James Barnes pasaba todos los martes y jueves por la tarde, día en que Natasha no tenía que hacer clases de ballet, al apartamento. Natasha amablemente, le ofreció ayudarlo con unas cuantas clases. Para suerte de él, aprendió muy rápido frases y conjugaciones varias. Era realmente, una persona brillante.
—Es muy inteligente. Sólo debía aprender un poco de ruso. Un pequeño trampolín —respondió ella.
A Steve le encantaba contemplarla cada vez que ella hablaba. Además, que, aquel vestido tipo primaveral, su cabello pelirrojo ondulado, que caía por uno de sus hombros, la hacían ver demasiado hermosa.
—¿Steve? —llamó ella. Al parecer, el chico estaba embobado mirándola. Ella se daba cuenta de eso y lo encontraba hasta muy tierno.
—Si, claro que sí. Es un chico inteligente...de hecho, está trabajando en el departamento de policía internacional ¿te había contado?

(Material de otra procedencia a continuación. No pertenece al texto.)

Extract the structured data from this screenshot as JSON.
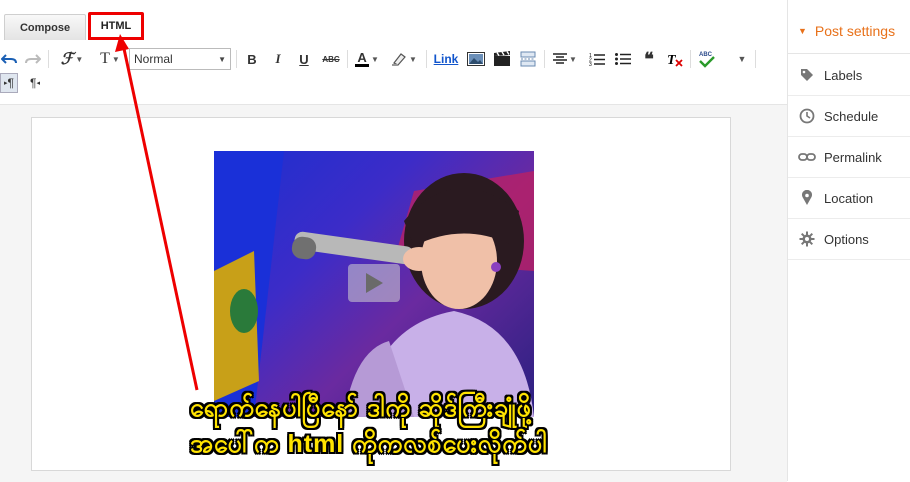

Una corriente eléctrica recorrió el cuerpo de la pelirroja. No es que se haya alarmado, pero si, aquella noticia la había dejado en alerta. Claramente porque ella tenía un secreto muy oculto y que no debía enterarse nadie, menos James; aunque no debía preocuparse mucho. Hace como cinco años que ya no tenía 'ese' tipo de trabajos. Se había escondido bien y nadie de aquella agencia la buscaba. Debía respirar tranquila... por ahora.
—¿Nat? —ahora él la llamaba—, ¿estás bien?
—Si, disculpa... —retomó el diálogo—, me alegro bastante por Barnes. Realmente necesitaba el trabajo.
—Es verdad...
—Podrías invitarlo a cenar... para platicar con él —sugirió Natasha. A Steve le pareció una muy buena idea.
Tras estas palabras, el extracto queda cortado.